VT isthmus locations were predominantly within the scar border zone across all mapping modalities. With unipolar mapping, 88.00% of isthmuses were localized to the border zone and 12.00% to scar, with no sites in normal tissue. Bipolar mapping showed 74.10% in the border zone, 18.50% in the scar, and 7.40% in normal myocardium. Omnipolar mapping (OT) identified isthmus regions in the border zone in 77.80% of cases, with 7.40% in scar and 14.80% in normal tissue. In the DEMAP group (n = 25), critical isthmuses were defined by concealed entrainment with good PPI in 15 patients (60%), by termination during ablation in 8 patients (32%), and by good pace match with long stim‐QRS in 2 patients (8%). In the non‐DEMAP group (n = 32), critical isthmuses were defined by concealed entrainment with good PPI in 17 patients (53%), by termination during ablation in 6 patients (19%), and by good pace match in 9 patients (28%).

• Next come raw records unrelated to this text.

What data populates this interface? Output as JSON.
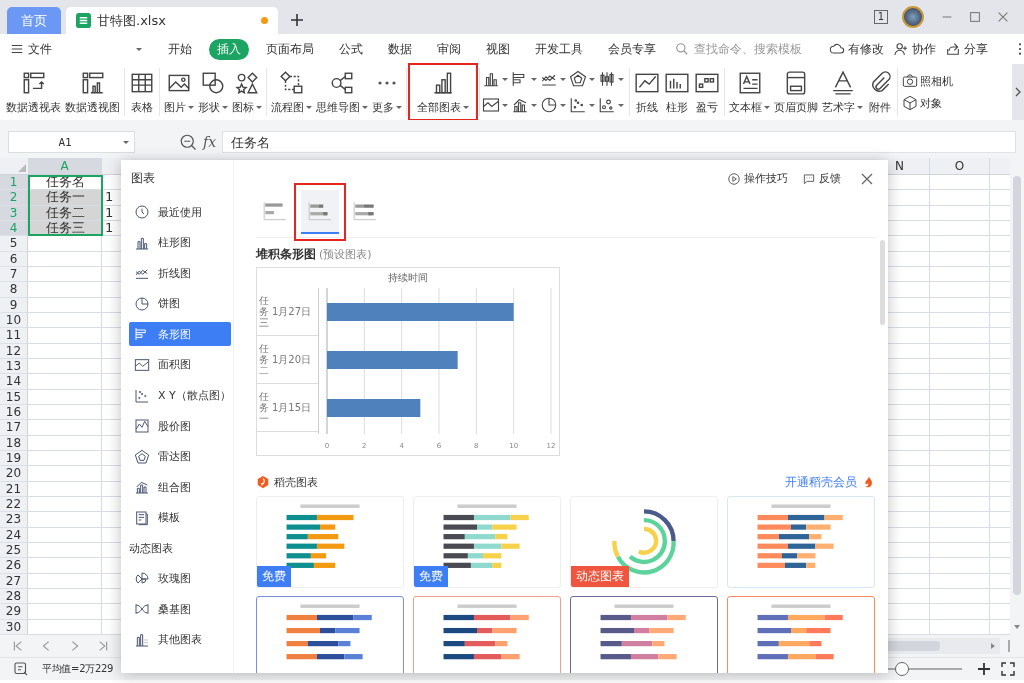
{
  "tabs": [
    {
      "label": "首页",
      "kind": "home",
      "selected": false
    },
    {
      "label": "甘特图.xlsx",
      "kind": "file",
      "selected": true,
      "unsaved": true
    }
  ],
  "window_count": "1",
  "menu": {
    "file": "文件",
    "tabs": [
      {
        "label": "开始",
        "selected": false
      },
      {
        "label": "插入",
        "selected": true
      },
      {
        "label": "页面布局",
        "selected": false
      },
      {
        "label": "公式",
        "selected": false
      },
      {
        "label": "数据",
        "selected": false
      },
      {
        "label": "审阅",
        "selected": false
      },
      {
        "label": "视图",
        "selected": false
      },
      {
        "label": "开发工具",
        "selected": false
      },
      {
        "label": "会员专享",
        "selected": false
      }
    ],
    "search": {
      "placeholder": "查找命令、搜索模板"
    },
    "actions": [
      {
        "label": "有修改"
      },
      {
        "label": "协作"
      },
      {
        "label": "分享"
      }
    ]
  },
  "ribbon": {
    "groups": [
      [
        {
          "label": "数据透视表",
          "dropdown": false,
          "highlighted": false
        },
        {
          "label": "数据透视图",
          "dropdown": false,
          "highlighted": false
        }
      ],
      [
        {
          "label": "表格",
          "dropdown": false,
          "highlighted": false
        }
      ],
      [
        {
          "label": "图片",
          "dropdown": true,
          "highlighted": false
        },
        {
          "label": "形状",
          "dropdown": true,
          "highlighted": false
        },
        {
          "label": "图标",
          "dropdown": true,
          "highlighted": false
        }
      ],
      [
        {
          "label": "流程图",
          "dropdown": true,
          "highlighted": false
        },
        {
          "label": "思维导图",
          "dropdown": true,
          "highlighted": false
        },
        {
          "label": "更多",
          "dropdown": true,
          "highlighted": false
        }
      ],
      [
        {
          "label": "全部图表",
          "dropdown": true,
          "highlighted": true
        }
      ],
      [
        {
          "label": "折线",
          "dropdown": false,
          "highlighted": false
        },
        {
          "label": "柱形",
          "dropdown": false,
          "highlighted": false
        },
        {
          "label": "盈亏",
          "dropdown": false,
          "highlighted": false
        }
      ],
      [
        {
          "label": "文本框",
          "dropdown": true,
          "highlighted": false
        },
        {
          "label": "页眉页脚",
          "dropdown": false,
          "highlighted": false
        },
        {
          "label": "艺术字",
          "dropdown": true,
          "highlighted": false
        },
        {
          "label": "附件",
          "dropdown": false,
          "highlighted": false
        }
      ]
    ],
    "chart_shortcuts": [
      {
        "dropdown": true
      },
      {
        "dropdown": true
      },
      {
        "dropdown": true
      },
      {
        "dropdown": true
      },
      {
        "dropdown": true
      },
      {
        "dropdown": true
      },
      {
        "dropdown": true
      },
      {
        "dropdown": true
      },
      {
        "dropdown": true
      },
      {
        "dropdown": true
      }
    ],
    "small_items": [
      {
        "label": "照相机"
      },
      {
        "label": "对象"
      }
    ]
  },
  "formula_bar": {
    "cell_ref": "A1",
    "fx_label": "fx",
    "value": "任务名"
  },
  "sheet": {
    "columns": [
      {
        "label": "A",
        "selected": true
      },
      {
        "label": "N",
        "selected": false
      },
      {
        "label": "O",
        "selected": false
      }
    ],
    "rows": [
      {
        "label": "1",
        "selected": true,
        "cells": [
          {
            "text": "任务名",
            "active": true
          }
        ]
      },
      {
        "label": "2",
        "selected": true,
        "cells": [
          {
            "text": "任务一",
            "active": false
          },
          {
            "text": "1",
            "active": false
          }
        ]
      },
      {
        "label": "3",
        "selected": true,
        "cells": [
          {
            "text": "任务二",
            "active": false
          },
          {
            "text": "1",
            "active": false
          }
        ]
      },
      {
        "label": "4",
        "selected": true,
        "cells": [
          {
            "text": "任务三",
            "active": false
          },
          {
            "text": "1",
            "active": false
          }
        ]
      },
      {
        "label": "5",
        "selected": false
      },
      {
        "label": "6",
        "selected": false
      },
      {
        "label": "7",
        "selected": false
      },
      {
        "label": "8",
        "selected": false
      },
      {
        "label": "9",
        "selected": false
      },
      {
        "label": "10",
        "selected": false
      },
      {
        "label": "11",
        "selected": false
      },
      {
        "label": "12",
        "selected": false
      },
      {
        "label": "13",
        "selected": false
      },
      {
        "label": "14",
        "selected": false
      },
      {
        "label": "15",
        "selected": false
      },
      {
        "label": "16",
        "selected": false
      },
      {
        "label": "17",
        "selected": false
      },
      {
        "label": "18",
        "selected": false
      },
      {
        "label": "19",
        "selected": false
      },
      {
        "label": "20",
        "selected": false
      },
      {
        "label": "21",
        "selected": false
      },
      {
        "label": "22",
        "selected": false
      },
      {
        "label": "23",
        "selected": false
      },
      {
        "label": "24",
        "selected": false
      },
      {
        "label": "25",
        "selected": false
      },
      {
        "label": "26",
        "selected": false
      },
      {
        "label": "27",
        "selected": false
      },
      {
        "label": "28",
        "selected": false
      },
      {
        "label": "29",
        "selected": false
      },
      {
        "label": "30",
        "selected": false
      }
    ]
  },
  "status_bar": {
    "summary": "平均值=2万229",
    "zoom_slider": {
      "level": 0.6
    }
  },
  "dialog": {
    "title": "图表",
    "links": [
      {
        "label": "操作技巧",
        "kind": "tips"
      },
      {
        "label": "反馈",
        "kind": "feedback"
      }
    ],
    "categories": [
      {
        "label": "最近使用",
        "selected": false
      },
      {
        "label": "柱形图",
        "selected": false
      },
      {
        "label": "折线图",
        "selected": false
      },
      {
        "label": "饼图",
        "selected": false
      },
      {
        "label": "条形图",
        "selected": true
      },
      {
        "label": "面积图",
        "selected": false
      },
      {
        "label": "X Y（散点图）",
        "selected": false
      },
      {
        "label": "股价图",
        "selected": false
      },
      {
        "label": "雷达图",
        "selected": false
      },
      {
        "label": "组合图",
        "selected": false
      },
      {
        "label": "模板",
        "selected": false
      }
    ],
    "dynamic_section": "动态图表",
    "dynamic_categories": [
      {
        "label": "玫瑰图",
        "selected": false
      },
      {
        "label": "桑基图",
        "selected": false
      },
      {
        "label": "其他图表",
        "selected": false
      }
    ],
    "subtypes": [
      {
        "selected": false,
        "highlighted": false
      },
      {
        "selected": true,
        "highlighted": true
      },
      {
        "selected": false,
        "highlighted": false
      }
    ],
    "preview": {
      "title": "堆积条形图",
      "note": "(预设图表)",
      "category_groups": [
        "任务三",
        "任务二",
        "任务一"
      ],
      "chart_data": {
        "type": "bar",
        "orientation": "horizontal",
        "grid": true,
        "title": "持续时间",
        "categories": [
          "1月27日",
          "1月20日",
          "1月15日"
        ],
        "series": [
          {
            "color": "#4f81bd",
            "values": [
              10,
              7,
              5
            ]
          }
        ],
        "xlim": [
          0,
          12
        ],
        "xticks": [
          0,
          2,
          4,
          6,
          8,
          10,
          12
        ]
      }
    },
    "templates": {
      "title": "稻壳图表",
      "link": "开通稻壳会员",
      "items": [
        {
          "kind": "bars",
          "badge": "免费",
          "color": "#3d7ef5"
        },
        {
          "kind": "bars",
          "badge": "免费",
          "color": "#3d7ef5"
        },
        {
          "kind": "rings",
          "badge": "动态图表",
          "color": "#f0553d"
        },
        {
          "kind": "bars"
        },
        {
          "kind": "bars"
        },
        {
          "kind": "bars"
        },
        {
          "kind": "bars"
        },
        {
          "kind": "bars"
        }
      ]
    }
  }
}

At the end of the procedure, VT termination by non‐inducibility was achieved in 22 of 32 patients (68.75%) in the non‐DEMAP group and 20 of 25 patients (80.00%) in the focused DEMAP group, with no statistically significant difference between groups (p = 0.38). The average procedure time, measured from sheath insertion to sheath removal, was 193.09 ± 43.92 min in the non‐DEMAP group and 189.72 ± 43.12 min in the DEMAP group (p = 0.77), indicating no significant difference in overall procedure duration between the two approaches (Figure 3A). In the DEMAP group, DZs represented ~4.6% of the DEMAP‐mapped area per case, and all identified zones were ablated. Four of 25 patients (16%) remained inducible after elimination of DEMAP‐identified zones; two underwent additional ablation at conventional substrate sites (AMC and kissing lesion at the LV septum), while two were cardioverted without further ablation. In the non‐DEMAP group, 9 of 32 patients (28%) remained inducible, and all underwent additional ablation guided by conventional substrate mapping.

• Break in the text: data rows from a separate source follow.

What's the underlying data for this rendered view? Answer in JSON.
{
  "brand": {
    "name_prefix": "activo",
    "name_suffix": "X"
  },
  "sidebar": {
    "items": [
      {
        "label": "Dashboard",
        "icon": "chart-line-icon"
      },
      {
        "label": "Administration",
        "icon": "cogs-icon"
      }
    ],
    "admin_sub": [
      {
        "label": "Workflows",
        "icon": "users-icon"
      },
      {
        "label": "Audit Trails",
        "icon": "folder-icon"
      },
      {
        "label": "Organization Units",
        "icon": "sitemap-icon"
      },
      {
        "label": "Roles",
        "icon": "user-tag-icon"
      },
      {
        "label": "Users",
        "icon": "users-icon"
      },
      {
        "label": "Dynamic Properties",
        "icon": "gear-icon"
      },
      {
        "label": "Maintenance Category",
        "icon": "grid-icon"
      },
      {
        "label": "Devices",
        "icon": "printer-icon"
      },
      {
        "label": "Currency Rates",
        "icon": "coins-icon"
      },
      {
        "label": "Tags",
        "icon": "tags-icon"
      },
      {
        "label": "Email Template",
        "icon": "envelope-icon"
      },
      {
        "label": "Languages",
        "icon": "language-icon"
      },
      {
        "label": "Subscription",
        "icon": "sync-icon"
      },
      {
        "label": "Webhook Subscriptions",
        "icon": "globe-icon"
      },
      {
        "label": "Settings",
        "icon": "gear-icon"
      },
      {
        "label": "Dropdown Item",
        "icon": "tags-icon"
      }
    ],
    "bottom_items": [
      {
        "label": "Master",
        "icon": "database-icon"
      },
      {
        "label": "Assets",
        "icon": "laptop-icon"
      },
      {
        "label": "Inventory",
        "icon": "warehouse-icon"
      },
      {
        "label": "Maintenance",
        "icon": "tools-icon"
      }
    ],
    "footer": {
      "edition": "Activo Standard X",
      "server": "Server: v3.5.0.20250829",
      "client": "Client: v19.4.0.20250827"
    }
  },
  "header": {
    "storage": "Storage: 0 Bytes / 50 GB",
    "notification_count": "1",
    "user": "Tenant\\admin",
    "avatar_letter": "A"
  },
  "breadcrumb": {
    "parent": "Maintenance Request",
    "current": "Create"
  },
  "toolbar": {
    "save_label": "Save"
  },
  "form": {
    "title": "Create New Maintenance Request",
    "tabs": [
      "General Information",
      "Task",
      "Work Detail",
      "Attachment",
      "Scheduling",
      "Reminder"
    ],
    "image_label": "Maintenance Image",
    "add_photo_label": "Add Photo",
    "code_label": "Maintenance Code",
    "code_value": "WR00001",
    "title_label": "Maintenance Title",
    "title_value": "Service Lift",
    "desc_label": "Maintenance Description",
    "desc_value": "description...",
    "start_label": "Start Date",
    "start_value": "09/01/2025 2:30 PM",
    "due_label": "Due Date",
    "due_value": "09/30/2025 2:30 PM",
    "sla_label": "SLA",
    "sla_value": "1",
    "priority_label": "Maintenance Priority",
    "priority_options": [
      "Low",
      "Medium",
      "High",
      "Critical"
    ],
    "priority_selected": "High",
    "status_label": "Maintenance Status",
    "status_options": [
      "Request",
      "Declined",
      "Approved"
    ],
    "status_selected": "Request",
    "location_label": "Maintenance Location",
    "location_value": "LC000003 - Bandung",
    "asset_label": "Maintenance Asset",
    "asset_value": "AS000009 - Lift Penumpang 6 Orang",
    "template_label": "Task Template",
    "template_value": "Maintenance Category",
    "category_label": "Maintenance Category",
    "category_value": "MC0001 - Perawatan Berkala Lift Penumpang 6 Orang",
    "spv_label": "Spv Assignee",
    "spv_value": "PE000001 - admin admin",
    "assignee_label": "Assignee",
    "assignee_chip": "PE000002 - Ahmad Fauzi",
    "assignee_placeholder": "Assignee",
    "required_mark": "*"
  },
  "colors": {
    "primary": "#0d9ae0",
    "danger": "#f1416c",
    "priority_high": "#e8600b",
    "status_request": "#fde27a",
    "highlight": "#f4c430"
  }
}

Procedural metrics comparing non‐DEMAP and focused DEMAP groups. (A) Boxplot illustrating the ablation area (cm2) between groups. Focused DEMAP was associated with a significantly smaller ablation area (14.19 ± 7.23 cm2) compared to non‐DEMAP (26.03 ± 11.86 cm2) (p < 0.001), suggesting improved lesion efficiency. (B) Boxplot showing ablation time in minutes. Although ablation duration tended to be shorter in the focused DEMAP group (24.91 ± 19.38 min) compared to non‐DEMAP (30.94 ± 17.62 min), the difference was not statistically significant (p = 0.26).
There was no significant difference in the rate of VT termination between groups (non‐inducibility: 80.00% in the DEMAP group vs. 68.75% in the non‐DEMAP group; p = 0.38). Cardioversion was required in 20.00% of patients in the DEMAP group and 31.25% in the non‐DEMAP group. Notably, ablation duration tended to be shorter in the DEMAP group (24.91 ± 19.38 min) compared to the non‐DEMAP group (30.94 ± 17.62 min), though this did not reach statistical significance (p = 0.26). However, the total area ablated was significantly smaller in the DEMAP group (14.19 ± 7.23 cm²) than in the non‐DEMAP group (26.03 ± 11.86 cm², p < 0.001), suggesting that the focused DEMAP strategy may allow for more efficient lesion targeting with less overall tissue ablation (Figure 3B).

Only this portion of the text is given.